動脈硬化とは、動脈の血管の内側の壁に余分なコレステロールがたまって、プラークと呼ばれる大きなコブを作って狭くなったり、血管が次第に弾力性を失って硬くなる状態を言います。動脈硬化時の血管は傷つきやすく、傷つくと血栓(血の塊)ができやすくなります。血栓で心臓や脳の血管が詰まると、狭心症・心筋梗塞や脳梗塞といった生命に関わる怖い病気が起こります。動脈硬化を進行させる危険因子には、脂質異常症、糖尿病、高血圧、喫煙などがあります。脂質異常症とは、悪玉コレステロール(LDLコレステロール)値が高すぎる、あるいは善玉コレステロール(HDLコレステロール)値が低すぎるなどの状態を言います。糖尿病では、血糖そのものが血管の壁を傷つけるため、悪玉コレステロールが血管の中に入り込みやすい状態になっています。高血圧では、血管にかかる圧力が高くなり、 血管の内側の膜が傷つきやすくなって悪玉コレステロールが血管壁に侵入しやすく、プラーク(コレステロールの塊) が破れやすくなっています。喫煙では、タバコの煙には悪玉コレステロールの作用を更に悪化させる強力な酸化物質が含まれています。こうした危険因子の中でも、一番の元凶は脂質異常症です。近年の研究報告によると、悪玉コレステロールの値だけではなく悪玉コレステロールと善玉コレステロールのバランス異常が動脈硬化性疾患の重大な危 険因子であることが明らかにされています。

自分の動脈硬化の程度を知るための最も簡便な方法は、血液検査による脂質のチェックですが、それ以外で は動脈硬化の測定法として以前から脈波伝播速度(Pulse wave velocity : PWV)があり、近年ではCAVI(Cardio Ankle Vascular Index 心臓足首血管指数)検査が良く用いられます。CAVI(キャビィ)検査では (1)動脈の硬さ (2)動脈の詰まり (3)血管年齢を測定します。測定方法はベッドで横になり心電図電極、心音マイク、カフを付け、両手、両足首の4カ所の血圧を同時に測定するのみで簡便な方法です。動脈の硬さを表すのが「CAVI」です。CAVIは大動脈を含む「心臓(Cardio)から足首(Ankle)まで」の動脈(Vasculaor)の硬さを反映する指標(Index)で、動脈硬化が進行するほど高い値となります。
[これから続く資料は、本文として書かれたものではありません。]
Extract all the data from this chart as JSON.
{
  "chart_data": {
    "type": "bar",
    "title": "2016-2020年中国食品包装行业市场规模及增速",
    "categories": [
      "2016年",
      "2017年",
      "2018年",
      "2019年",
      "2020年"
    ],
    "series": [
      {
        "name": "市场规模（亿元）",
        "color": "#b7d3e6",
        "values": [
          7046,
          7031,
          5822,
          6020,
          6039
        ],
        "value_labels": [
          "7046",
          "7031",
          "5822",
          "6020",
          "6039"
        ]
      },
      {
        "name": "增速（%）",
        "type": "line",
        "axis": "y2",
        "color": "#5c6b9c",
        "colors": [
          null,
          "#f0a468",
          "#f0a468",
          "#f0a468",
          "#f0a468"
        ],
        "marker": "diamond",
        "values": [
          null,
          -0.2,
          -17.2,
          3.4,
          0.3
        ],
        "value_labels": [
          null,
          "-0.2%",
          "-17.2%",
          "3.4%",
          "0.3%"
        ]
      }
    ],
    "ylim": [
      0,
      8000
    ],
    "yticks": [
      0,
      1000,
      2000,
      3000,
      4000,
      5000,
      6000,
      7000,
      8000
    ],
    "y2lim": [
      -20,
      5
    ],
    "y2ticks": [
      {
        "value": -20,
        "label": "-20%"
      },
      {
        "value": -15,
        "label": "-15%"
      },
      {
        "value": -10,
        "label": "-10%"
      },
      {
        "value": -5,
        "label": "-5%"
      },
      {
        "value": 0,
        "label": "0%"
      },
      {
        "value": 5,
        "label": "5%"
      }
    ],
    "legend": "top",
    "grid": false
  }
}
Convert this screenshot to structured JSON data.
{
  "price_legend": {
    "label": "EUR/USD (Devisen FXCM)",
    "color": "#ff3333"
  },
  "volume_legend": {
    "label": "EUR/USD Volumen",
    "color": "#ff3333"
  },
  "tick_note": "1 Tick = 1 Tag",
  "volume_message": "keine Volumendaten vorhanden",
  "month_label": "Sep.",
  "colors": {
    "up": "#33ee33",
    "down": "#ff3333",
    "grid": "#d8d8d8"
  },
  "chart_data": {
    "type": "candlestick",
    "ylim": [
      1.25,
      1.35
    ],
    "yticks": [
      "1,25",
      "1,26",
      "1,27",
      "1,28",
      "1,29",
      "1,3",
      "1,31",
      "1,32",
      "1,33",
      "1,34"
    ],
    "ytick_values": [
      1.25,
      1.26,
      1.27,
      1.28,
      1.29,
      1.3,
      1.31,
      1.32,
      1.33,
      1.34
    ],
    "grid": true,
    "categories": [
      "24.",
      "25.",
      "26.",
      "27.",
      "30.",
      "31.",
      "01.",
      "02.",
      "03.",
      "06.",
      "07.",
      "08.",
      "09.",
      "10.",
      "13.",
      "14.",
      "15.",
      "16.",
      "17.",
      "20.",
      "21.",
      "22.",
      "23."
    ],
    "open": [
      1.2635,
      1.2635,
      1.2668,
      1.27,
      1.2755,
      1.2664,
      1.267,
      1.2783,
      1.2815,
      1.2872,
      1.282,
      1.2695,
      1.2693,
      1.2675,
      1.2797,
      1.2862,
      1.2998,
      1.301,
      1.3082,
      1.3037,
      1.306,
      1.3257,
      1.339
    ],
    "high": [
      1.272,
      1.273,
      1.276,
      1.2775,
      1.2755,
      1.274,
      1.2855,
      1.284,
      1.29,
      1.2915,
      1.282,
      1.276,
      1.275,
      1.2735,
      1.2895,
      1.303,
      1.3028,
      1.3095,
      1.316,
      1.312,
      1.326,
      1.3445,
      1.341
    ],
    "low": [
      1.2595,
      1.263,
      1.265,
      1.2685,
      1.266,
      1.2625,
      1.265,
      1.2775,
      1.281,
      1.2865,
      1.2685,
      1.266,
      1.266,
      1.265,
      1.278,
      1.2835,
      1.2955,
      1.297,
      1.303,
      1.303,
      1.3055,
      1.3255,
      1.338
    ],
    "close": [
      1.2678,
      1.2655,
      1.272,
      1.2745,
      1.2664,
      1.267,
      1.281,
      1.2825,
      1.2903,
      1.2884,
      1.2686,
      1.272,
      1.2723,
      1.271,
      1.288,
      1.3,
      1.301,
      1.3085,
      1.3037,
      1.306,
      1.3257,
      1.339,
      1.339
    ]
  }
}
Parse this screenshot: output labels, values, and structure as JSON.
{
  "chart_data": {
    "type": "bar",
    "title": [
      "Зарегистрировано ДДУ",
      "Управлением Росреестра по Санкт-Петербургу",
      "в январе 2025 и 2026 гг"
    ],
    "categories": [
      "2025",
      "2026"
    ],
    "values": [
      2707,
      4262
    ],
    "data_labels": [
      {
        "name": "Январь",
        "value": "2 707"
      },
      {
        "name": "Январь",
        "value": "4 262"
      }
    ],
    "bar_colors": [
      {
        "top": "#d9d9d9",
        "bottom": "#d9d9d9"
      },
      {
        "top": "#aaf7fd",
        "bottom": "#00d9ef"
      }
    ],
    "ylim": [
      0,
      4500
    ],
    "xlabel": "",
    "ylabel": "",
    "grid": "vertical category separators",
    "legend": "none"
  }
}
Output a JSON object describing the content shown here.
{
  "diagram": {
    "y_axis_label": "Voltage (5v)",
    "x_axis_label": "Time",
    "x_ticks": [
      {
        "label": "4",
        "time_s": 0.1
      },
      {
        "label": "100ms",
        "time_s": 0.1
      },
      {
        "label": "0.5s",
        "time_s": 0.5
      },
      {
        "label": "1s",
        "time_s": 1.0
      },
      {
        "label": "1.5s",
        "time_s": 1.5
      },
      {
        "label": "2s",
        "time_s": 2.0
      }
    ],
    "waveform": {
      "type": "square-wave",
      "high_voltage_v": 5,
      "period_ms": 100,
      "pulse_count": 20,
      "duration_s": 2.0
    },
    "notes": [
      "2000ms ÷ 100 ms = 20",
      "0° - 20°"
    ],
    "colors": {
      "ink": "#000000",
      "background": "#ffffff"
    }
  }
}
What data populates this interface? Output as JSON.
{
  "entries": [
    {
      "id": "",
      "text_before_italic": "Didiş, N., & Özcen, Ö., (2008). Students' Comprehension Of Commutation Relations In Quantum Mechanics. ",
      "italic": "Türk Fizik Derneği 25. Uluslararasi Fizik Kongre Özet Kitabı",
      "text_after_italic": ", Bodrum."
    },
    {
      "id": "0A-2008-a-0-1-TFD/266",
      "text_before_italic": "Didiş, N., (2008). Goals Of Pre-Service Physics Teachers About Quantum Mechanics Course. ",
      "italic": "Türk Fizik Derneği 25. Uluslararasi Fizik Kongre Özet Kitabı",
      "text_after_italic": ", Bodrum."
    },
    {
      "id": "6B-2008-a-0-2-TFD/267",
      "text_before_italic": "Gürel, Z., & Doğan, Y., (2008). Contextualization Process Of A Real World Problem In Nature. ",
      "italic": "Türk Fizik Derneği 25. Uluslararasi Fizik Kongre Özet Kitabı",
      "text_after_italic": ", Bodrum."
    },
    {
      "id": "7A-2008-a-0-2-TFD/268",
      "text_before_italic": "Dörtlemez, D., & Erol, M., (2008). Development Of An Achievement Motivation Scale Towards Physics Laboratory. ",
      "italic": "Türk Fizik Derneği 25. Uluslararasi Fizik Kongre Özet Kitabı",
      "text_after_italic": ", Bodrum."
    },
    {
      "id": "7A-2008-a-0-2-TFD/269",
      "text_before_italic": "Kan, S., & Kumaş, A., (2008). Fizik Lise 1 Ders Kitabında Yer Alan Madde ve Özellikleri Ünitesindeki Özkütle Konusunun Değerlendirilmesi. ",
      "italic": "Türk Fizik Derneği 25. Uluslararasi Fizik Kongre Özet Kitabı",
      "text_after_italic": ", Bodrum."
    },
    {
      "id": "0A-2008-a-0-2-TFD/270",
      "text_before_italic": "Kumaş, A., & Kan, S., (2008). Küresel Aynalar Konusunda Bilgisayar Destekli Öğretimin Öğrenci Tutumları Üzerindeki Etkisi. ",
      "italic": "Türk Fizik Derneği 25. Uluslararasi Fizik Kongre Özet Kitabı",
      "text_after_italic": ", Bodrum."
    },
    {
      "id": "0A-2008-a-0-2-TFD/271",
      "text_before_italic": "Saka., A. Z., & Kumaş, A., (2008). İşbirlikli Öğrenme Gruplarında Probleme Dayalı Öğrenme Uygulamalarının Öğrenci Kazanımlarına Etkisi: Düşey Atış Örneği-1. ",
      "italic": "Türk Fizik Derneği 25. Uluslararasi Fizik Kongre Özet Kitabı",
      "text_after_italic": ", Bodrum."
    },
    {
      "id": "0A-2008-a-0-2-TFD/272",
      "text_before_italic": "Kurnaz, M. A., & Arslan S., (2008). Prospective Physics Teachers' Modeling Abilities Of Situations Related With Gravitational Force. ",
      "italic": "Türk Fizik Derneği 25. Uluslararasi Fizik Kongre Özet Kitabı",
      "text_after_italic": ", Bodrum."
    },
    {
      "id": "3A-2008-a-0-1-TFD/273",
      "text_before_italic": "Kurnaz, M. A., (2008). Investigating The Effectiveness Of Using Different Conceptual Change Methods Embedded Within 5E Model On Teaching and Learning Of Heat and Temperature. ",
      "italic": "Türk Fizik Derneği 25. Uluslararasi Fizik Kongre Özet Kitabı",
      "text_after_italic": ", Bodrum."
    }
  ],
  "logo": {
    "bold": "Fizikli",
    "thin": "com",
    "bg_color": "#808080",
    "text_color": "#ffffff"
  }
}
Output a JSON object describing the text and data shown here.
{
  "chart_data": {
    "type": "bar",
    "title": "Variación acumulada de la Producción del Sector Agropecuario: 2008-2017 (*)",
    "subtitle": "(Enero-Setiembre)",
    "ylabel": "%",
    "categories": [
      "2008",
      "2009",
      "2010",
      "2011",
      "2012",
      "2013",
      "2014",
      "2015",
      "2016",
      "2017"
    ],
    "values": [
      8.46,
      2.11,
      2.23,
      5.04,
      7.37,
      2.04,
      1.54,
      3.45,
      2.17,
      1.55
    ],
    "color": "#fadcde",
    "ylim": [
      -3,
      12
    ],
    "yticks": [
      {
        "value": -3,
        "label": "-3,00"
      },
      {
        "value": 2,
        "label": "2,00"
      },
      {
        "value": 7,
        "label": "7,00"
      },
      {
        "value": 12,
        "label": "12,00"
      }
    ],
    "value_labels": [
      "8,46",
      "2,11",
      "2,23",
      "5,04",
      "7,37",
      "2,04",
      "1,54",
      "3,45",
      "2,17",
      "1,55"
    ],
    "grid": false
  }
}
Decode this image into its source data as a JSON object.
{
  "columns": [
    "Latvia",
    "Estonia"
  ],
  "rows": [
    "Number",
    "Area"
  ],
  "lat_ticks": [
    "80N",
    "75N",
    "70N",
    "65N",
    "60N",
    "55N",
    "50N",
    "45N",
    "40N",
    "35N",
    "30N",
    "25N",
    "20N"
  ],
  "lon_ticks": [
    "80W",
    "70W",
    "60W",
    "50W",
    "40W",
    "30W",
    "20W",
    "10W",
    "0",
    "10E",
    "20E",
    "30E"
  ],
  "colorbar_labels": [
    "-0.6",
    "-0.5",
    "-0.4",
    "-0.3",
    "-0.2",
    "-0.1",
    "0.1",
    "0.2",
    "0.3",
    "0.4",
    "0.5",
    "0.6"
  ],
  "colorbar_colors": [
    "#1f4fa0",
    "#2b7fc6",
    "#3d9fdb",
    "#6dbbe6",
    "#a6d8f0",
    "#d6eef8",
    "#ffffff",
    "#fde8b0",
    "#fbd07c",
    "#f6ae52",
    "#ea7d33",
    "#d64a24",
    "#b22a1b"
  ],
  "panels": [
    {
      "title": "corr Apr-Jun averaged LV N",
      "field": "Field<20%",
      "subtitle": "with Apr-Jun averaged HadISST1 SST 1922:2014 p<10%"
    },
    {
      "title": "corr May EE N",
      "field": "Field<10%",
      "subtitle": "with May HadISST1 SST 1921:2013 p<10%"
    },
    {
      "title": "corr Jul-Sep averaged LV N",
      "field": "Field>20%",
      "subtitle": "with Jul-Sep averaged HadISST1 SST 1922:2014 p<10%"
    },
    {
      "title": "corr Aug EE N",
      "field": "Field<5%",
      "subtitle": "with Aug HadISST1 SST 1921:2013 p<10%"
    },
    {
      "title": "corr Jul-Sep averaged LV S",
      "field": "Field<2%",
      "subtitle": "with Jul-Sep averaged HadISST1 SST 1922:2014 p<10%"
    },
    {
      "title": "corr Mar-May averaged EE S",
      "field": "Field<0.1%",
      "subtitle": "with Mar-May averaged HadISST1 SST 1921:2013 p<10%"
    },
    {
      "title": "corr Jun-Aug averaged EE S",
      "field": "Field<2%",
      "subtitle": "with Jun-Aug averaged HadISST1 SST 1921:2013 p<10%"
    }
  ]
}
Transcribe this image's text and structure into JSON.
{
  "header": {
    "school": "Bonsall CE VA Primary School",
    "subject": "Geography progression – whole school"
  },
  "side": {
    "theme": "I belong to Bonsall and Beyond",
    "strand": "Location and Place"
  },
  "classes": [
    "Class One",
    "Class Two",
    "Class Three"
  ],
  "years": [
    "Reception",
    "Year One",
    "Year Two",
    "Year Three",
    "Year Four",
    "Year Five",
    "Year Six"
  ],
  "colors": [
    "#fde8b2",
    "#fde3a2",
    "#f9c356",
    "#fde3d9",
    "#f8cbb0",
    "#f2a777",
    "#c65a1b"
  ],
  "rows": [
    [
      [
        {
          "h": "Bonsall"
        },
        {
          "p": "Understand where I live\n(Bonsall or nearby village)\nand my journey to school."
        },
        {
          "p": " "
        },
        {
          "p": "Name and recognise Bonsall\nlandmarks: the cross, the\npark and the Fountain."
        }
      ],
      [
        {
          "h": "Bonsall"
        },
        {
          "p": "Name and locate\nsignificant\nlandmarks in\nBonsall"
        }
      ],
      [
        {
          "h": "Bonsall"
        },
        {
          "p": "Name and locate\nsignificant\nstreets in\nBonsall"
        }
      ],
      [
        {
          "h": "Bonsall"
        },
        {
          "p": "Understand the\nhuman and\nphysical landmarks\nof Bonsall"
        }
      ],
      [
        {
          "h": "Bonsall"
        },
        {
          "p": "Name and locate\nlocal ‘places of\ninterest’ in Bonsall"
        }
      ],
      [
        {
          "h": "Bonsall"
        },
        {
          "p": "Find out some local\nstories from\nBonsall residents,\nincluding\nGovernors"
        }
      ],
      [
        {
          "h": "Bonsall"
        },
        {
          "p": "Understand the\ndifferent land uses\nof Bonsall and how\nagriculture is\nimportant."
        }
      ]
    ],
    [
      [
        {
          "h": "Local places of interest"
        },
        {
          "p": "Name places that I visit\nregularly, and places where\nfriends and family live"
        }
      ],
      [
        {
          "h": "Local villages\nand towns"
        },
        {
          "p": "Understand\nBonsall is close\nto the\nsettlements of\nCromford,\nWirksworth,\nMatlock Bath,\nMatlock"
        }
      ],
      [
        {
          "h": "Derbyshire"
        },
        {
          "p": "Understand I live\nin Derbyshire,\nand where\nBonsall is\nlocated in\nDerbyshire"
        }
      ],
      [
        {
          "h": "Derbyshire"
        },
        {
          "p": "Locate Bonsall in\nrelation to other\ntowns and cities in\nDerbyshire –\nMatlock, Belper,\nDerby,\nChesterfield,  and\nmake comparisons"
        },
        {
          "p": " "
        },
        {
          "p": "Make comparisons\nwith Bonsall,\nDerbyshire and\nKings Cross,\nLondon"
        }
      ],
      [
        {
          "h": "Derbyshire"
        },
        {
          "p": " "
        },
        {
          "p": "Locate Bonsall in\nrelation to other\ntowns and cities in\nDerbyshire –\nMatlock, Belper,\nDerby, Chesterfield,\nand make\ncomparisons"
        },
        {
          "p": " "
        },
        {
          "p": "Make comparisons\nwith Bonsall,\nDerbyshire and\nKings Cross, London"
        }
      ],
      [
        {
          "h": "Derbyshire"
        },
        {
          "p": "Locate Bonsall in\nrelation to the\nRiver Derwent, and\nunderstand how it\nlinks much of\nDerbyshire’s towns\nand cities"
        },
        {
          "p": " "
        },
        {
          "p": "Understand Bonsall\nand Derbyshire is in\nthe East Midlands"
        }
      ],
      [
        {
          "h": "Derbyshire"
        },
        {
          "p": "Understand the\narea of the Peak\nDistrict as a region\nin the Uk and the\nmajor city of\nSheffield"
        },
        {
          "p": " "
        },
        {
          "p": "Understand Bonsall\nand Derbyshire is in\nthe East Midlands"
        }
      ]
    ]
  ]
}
下肢動脈の狭窄、詰まりを表すのがABI(Ankle Brachial Pressure Index 足関節上腕血圧比)です。 四肢の血圧を測定したとき、狭窄や閉塞は下肢の動脈に発生しやすいため、「下肢の血圧」と「上腕の血圧」の比をみて、動脈の詰まりの程度を表すことができます。血管年齢はCAVIが年齢と良く相関することから、老化を反映する指標として有用性が知られています。

動脈硬化性疾患にならないためには、日常生活においては、生活習慣の改善(食事療法、運動療法)が基本です。生活習慣病などの比較的軽度の動脈硬化症や予備群の検査、 またはスクリーニングには血液検査と同時に、CAVIを経時的に測定することが有用と考えられます。